Sie rubbelte energisch am Stoff. An ihrer Stirn klebte verschwitzt eine dünne Haarsträhne. Mit dem Handrücken schob sie diese zur Seite, während sie unterstützend einen kräftigen Luftstrom über den rechten unteren Mundwinkel nach oben blies. Trotz ihrer Wut sah sie dadurch fast niedlich aus.
„Ich brauche das Teil echt dringend.“
Prüfend hielt sie das Kleidungsstück gegen das Licht. Martin stellte fest, dass seine gewagte Theorie über Energie von vorhin ihre Berechtigung hatte. Die Kleine war ein Pulverfass, zunehmend explosiv und wenn sie die Augen skeptisch zukniff, auch nicht mehr so mädchenhaft wie vorhin noch am Hügel.
„Es ist doch immer wieder dasselbe. Wenn man wenig hat, muss man noch um das Wenige fürchten. Andere suhlen sich in der Zwischenzeit im Champagnervollbad. Stößchen hier, Stößchen da…
So ist das doch bei der tollen Bussi-Bussi-Gesellschaft.“
Wie ein Wasserfall sprudelten die Sätze aus ihr heraus.

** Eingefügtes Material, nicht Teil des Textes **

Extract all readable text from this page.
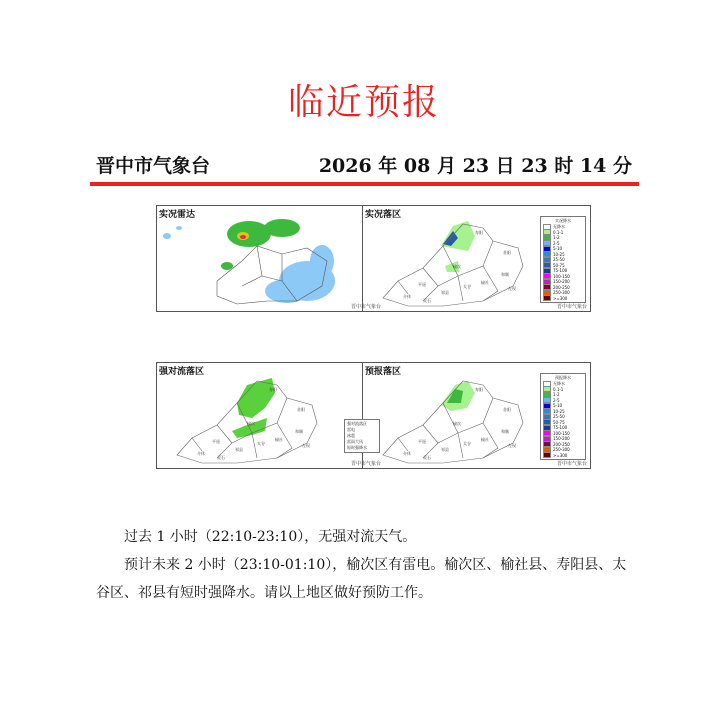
临近预报
晋中市气象台	2026 年 08 月 23 日 23 时 14 分
实况雷达
晋中市气象台
实况落区
榆次
太谷
祁县
平遥
介休
灵石
寿阳
昔阳
和顺
左权
榆社
实况降水
无降水
0.1-1
1-2
2-5
5-10
10-25
25-50
50-75
75-100
100-150
150-200
200-250
250-300
>=300
晋中市气象台
强对流落区
榆次
太谷
祁县
平遥
介休
灵石
寿阳
昔阳
和顺
左权
榆社
强对流落区
雷电
冰雹
雷雨大风
短时强降水
晋中市气象台
预报落区
榆次
太谷
祁县
平遥
介休
灵石
寿阳
昔阳
和顺
左权
榆社
预报降水
无降水
0.1-1
1-2
2-5
5-10
10-25
25-50
50-75
75-100
100-150
150-200
200-250
250-300
>=300
晋中市气象台
过去 1 小时（22:10-23:10），无强对流天气。
预计未来 2 小时（23:10-01:10），榆次区有雷电。榆次区、榆社县、寿阳县、太谷区、祁县有短时强降水。请以上地区做好预防工作。
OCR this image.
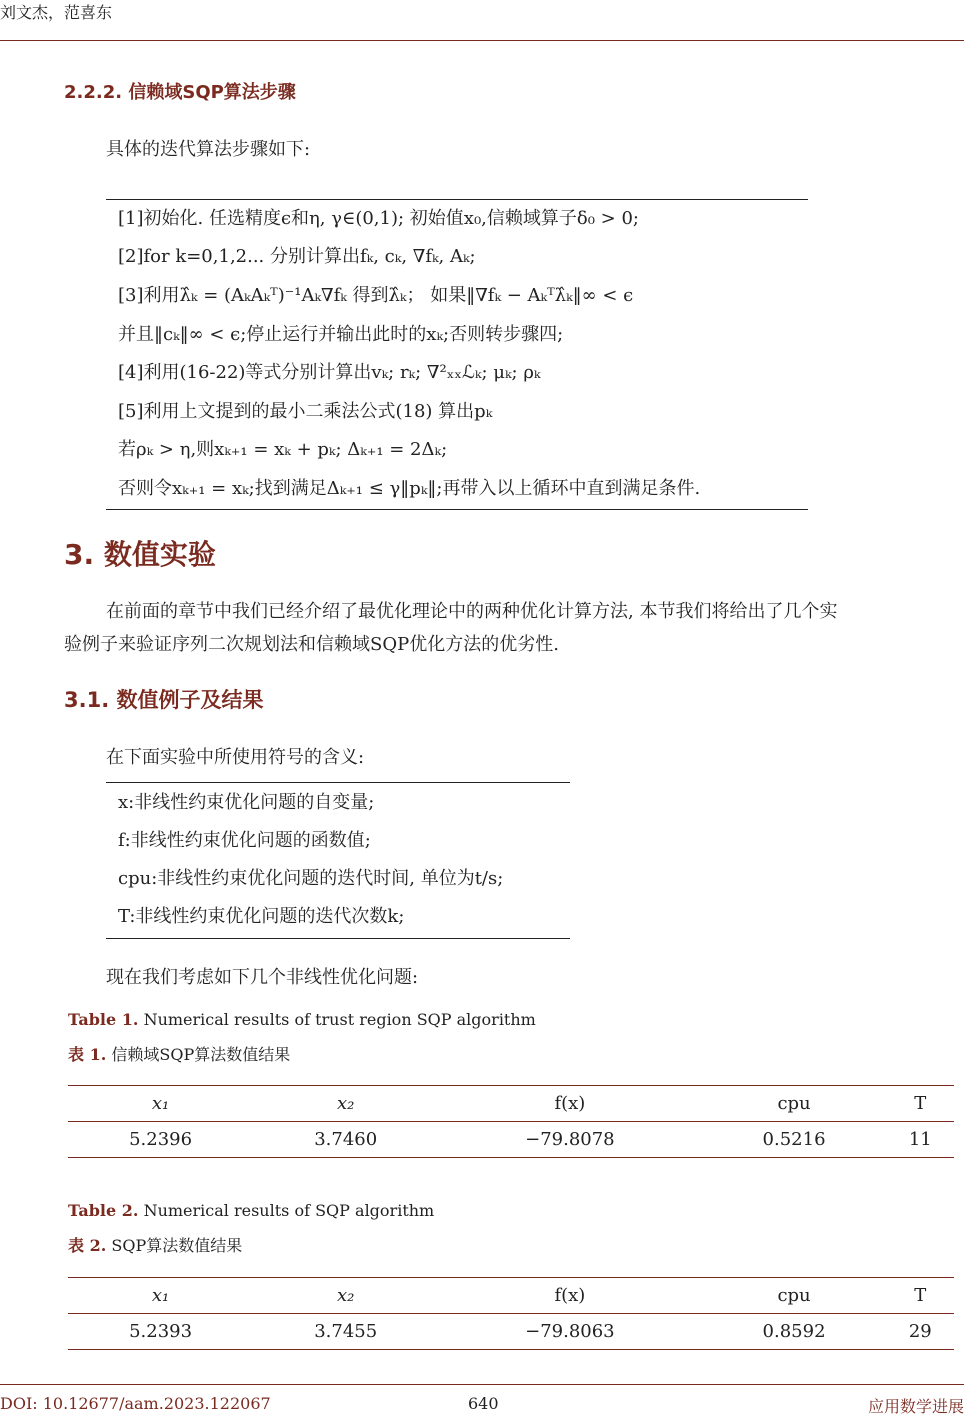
刘文杰，范喜东
2.2.2. 信赖域SQP算法步骤
具体的迭代算法步骤如下:
[1]初始化. 任选精度ϵ和η, γ∈(0,1); 初始值x₀,信赖域算子δ₀ > 0;
[2]for k=0,1,2... 分别计算出fₖ, cₖ, ∇fₖ, Aₖ;
[3]利用λ̂ₖ = (AₖAₖᵀ)⁻¹Aₖ∇fₖ 得到λ̂ₖ； 如果‖∇fₖ − Aₖᵀλ̂ₖ‖∞ < ϵ
并且‖cₖ‖∞ < ϵ;停止运行并输出此时的xₖ;否则转步骤四;
[4]利用(16-22)等式分别计算出vₖ; rₖ; ∇²ₓₓℒₖ; μₖ; ρₖ
[5]利用上文提到的最小二乘法公式(18) 算出pₖ
若ρₖ > η,则xₖ₊₁ = xₖ + pₖ; Δₖ₊₁ = 2Δₖ;
否则令xₖ₊₁ = xₖ;找到满足Δₖ₊₁ ≤ γ‖pₖ‖;再带入以上循环中直到满足条件.
3. 数值实验
在前面的章节中我们已经介绍了最优化理论中的两种优化计算方法, 本节我们将给出了几个实
验例子来验证序列二次规划法和信赖域SQP优化方法的优劣性.
3.1. 数值例子及结果
在下面实验中所使用符号的含义:
x:非线性约束优化问题的自变量;
f:非线性约束优化问题的函数值;
cpu:非线性约束优化问题的迭代时间, 单位为t/s;
T:非线性约束优化问题的迭代次数k;
现在我们考虑如下几个非线性优化问题:
Table 1. Numerical results of trust region SQP algorithm
表 1. 信赖域SQP算法数值结果
x₁	x₂	f(x)	cpu	T
5.2396	3.7460	−79.8078	0.5216	11
Table 2. Numerical results of SQP algorithm
表 2. SQP算法数值结果
x₁	x₂	f(x)	cpu	T
5.2393	3.7455	−79.8063	0.8592	29
DOI: 10.12677/aam.2023.122067	640	应用数学进展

„Kapitalismus, Globalisierung, was für eine grandiose Errungenschaft unserer Zeit!“, fuhr sie fort. „Oder ein anderes Wort für Ausbeutung? Modernes Arbeitsleben! Wenn damit gemeint ist, T-Shirts irgendwo auf der Welt zu Cent-Löhnen unter unmenschlichen Bedingungen zu produzieren und dann ein Label aufzudrucken und Millionen zu scheffeln, dann werden die Armen immer ärmer und die Reichen immer reicher.“
Und schon wieder erstaunte sie ihn. Die Sätze waren strukturiert und inhaltlich ordentlich rebellisch. Hätte er nicht erwartet, dass ein junges Mädchen ein solches Gedankengut pflegte.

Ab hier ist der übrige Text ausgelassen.